Zniekształcony minikeg - naprawiać czy oddać na złom ;) ?
Przytrafiło się, że zbyt mocno nagazowałem piwko i wybrzuszyło mi beczułkę 5-cio litrową. Tak się zastanawiam czy można jakoś naprawić takiego kega. Czy ktoś próbował to robić?
Spróbuję wstawić fotkę.
Pierwotnie zamieszczone przez Użytkownika Shlangbaum
Ja bym reklamował po prostu. Może Ci wymienią.
A ty Shlangie uznałbyś taką reklamację, gdybym zakupioną u Ciebie beczułkę reklamował? Przecież sprzedawca nie ponosi odpowiedzialności za niewłaściwe użytkowanie.
Alchemych, czy to wygięcie rozszczelniło minikega?
Te puszki można naprawiać. W każdym razie ja kiedyś naprawiłem jedną, która mi z boku pękła na długości 3 mm z powodu wgniecenia.
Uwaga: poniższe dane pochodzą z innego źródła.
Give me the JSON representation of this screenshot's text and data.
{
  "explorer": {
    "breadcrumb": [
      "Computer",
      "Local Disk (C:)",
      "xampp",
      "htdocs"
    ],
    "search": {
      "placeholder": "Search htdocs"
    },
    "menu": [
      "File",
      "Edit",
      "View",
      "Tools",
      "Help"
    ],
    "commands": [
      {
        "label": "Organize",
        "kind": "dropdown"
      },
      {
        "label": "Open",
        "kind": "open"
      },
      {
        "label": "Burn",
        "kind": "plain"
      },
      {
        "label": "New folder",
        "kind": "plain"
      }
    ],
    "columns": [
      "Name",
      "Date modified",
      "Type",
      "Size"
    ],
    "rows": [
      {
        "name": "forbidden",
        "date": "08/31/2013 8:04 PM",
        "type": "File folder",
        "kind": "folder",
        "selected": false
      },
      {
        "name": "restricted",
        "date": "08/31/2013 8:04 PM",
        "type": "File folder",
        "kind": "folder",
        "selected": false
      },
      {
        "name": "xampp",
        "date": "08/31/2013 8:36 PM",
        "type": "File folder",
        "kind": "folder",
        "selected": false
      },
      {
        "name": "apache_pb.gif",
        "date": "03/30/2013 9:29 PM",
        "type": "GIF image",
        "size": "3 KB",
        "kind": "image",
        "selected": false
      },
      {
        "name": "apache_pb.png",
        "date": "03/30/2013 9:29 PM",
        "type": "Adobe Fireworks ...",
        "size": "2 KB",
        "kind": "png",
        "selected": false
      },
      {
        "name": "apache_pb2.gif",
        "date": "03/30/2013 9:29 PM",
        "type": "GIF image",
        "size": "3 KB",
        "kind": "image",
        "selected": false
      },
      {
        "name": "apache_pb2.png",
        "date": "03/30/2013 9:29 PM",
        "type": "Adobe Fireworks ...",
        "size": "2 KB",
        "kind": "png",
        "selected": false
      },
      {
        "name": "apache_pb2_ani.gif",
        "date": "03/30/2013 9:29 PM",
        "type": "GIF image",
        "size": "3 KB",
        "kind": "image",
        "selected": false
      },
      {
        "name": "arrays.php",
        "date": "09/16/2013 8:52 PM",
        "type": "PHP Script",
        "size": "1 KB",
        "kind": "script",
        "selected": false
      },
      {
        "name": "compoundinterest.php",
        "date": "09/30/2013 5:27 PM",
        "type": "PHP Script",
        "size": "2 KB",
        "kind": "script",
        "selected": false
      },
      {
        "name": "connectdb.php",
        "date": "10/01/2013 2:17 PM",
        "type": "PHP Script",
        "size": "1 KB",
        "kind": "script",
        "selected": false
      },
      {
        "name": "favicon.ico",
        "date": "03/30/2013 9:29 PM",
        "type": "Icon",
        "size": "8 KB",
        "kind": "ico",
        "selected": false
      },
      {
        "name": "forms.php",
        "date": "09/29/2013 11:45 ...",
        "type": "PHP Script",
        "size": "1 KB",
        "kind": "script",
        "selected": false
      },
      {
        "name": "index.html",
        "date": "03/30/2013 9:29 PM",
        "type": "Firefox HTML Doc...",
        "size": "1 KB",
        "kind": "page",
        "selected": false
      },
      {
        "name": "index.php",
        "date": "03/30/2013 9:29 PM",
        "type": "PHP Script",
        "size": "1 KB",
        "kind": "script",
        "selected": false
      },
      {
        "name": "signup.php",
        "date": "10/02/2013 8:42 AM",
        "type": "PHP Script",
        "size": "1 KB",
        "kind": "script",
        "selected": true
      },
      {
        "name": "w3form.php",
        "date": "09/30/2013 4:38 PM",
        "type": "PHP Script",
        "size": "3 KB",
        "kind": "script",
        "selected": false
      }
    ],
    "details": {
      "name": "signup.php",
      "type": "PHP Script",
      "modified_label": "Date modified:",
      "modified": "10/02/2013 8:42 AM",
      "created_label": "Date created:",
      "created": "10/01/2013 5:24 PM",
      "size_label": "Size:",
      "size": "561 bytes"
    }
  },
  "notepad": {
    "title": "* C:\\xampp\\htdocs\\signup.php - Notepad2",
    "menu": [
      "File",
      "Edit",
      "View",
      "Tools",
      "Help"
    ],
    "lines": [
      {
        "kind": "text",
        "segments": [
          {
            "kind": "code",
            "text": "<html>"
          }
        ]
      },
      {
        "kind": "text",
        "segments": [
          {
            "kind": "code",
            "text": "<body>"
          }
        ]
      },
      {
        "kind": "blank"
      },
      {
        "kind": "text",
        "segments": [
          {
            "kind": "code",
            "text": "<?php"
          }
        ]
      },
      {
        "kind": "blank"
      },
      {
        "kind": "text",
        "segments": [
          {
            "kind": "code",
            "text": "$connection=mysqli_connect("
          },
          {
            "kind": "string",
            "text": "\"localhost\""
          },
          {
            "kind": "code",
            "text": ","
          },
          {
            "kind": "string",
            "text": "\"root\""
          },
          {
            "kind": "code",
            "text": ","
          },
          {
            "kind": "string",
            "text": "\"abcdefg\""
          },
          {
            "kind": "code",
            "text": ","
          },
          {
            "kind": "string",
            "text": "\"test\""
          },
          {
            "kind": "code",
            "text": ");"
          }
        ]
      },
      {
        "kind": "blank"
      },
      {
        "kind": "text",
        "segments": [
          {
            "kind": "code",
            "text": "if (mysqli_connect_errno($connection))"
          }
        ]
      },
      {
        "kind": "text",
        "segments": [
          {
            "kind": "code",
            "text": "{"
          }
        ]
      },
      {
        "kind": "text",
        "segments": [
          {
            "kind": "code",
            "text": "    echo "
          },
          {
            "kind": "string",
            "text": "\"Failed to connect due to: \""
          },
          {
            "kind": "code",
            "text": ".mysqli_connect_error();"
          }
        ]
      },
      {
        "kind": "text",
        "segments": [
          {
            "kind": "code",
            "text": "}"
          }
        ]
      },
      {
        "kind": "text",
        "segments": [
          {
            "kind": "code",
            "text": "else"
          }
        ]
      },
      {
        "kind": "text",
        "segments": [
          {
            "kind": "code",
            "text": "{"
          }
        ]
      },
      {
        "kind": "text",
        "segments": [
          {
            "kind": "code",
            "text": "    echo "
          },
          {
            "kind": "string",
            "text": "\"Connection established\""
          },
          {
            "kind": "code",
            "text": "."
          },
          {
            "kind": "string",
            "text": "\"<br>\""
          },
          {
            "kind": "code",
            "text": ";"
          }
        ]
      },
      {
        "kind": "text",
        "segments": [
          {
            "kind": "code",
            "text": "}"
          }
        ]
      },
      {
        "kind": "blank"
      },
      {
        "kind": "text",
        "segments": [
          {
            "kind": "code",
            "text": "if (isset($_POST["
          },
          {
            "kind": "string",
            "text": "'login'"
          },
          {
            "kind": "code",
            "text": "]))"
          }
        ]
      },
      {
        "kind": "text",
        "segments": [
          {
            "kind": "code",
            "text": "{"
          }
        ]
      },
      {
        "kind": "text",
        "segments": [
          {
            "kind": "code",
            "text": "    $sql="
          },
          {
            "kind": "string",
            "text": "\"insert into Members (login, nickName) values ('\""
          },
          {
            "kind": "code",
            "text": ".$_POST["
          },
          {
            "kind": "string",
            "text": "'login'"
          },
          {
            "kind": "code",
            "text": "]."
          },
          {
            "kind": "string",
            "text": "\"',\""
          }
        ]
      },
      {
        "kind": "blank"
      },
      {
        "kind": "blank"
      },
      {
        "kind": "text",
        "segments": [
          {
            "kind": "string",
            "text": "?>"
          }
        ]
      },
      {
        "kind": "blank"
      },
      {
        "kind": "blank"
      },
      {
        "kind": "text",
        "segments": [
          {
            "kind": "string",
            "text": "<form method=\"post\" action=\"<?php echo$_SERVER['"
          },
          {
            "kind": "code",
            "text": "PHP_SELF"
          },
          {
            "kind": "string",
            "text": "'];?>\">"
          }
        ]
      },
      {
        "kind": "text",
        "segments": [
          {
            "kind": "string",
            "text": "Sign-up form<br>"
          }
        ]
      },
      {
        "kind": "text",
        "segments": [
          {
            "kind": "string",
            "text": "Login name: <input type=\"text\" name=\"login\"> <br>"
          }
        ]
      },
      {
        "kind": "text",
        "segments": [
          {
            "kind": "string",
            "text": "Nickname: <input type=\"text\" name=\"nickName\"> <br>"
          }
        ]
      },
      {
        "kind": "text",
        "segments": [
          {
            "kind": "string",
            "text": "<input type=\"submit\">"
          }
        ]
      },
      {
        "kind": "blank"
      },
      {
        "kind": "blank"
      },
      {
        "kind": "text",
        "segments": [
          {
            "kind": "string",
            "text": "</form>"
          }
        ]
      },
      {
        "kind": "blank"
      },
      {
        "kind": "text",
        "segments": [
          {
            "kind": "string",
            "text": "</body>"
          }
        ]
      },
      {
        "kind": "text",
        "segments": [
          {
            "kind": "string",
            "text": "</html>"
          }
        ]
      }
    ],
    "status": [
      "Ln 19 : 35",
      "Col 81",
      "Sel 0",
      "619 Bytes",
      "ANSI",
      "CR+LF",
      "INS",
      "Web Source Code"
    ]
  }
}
Używam jej do dzisiaj i jest ok.
W tym celu wystarczyło użyć lutownicy (u mnie: 100 watowa transformatorowa) i cyny z kalafonią. Bardzo ładnie się wtapia. Potem tylko była pozytywna próba szczelności i zalanie roztworem sody kaustycznej w celu oczyszczenia od środka.
Pierwotnie zamieszczone przez Użytkownika Wielki_B
W tym celu wystarczyło użyć lutownicy (u mnie: 100 watowa transformatorowa) i cyny z kalafonią. Bardzo ładnie się wtapia. Potem tylko była pozytywna próba szczelności i zalanie roztworem sody kaustycznej w celu oczyszczenia od środka.
Ja bym jeszcze dodał oznaczenie zawartości metali ciężkich w piwie z tej beczki
Ja bym jeszcze dodał oznaczenie zawartości metali ciężkich w piwie z tej beczki
Zgoda. Więc oznaczam: metali ciężkich jest zawsze mniej niż 0,5 kg... Zatem ilość niewyczuwalna. Natomiast wyczuwalna jest wspaniała sosnowa żywica, zdaje się, że pochodząca od kalafonii - polecam!
Pierwotnie zamieszczone przez Użytkownika huanghua
A ty Shlangie uznałbyś taką reklamację, gdybym zakupioną u Ciebie beczułkę reklamował? Przecież sprzedawca nie ponosi odpowiedzialności za niewłaściwe użytkowanie.
Alchemych, czy to wygięcie rozszczelniło minikega?
Nie rozszczelniło. Jakimś cudem ubydwie uszkodzone beczki są dalej szczelne. Chyba w porę zauważyłem to zniekształcenie. Jedną beczkę próbowałem "naprawiać" młotkiem gumowym. Odzyskała część kształtów, ale nie zadowala mnie to Oto efekt:
Ja tez myślę, ale trzeba wpierw pomyśleć o jakieś premi.
1.Co do tych kegów to pompka ile kosztuje, naboje do tej pompki też są? i po co są-by był gaz?
2. To cukru się już nie sypie?
Ja bym wstawił na zewnątrz na górę wgnieconego kega (na obwodzie, przy bandzie) pręt 8 mm i przynitował go (można takie kupić na składach z metalami kolorowymi) - tak dla pewności, że drugi raz w tym samym miejscu nie wybuli znów puchy.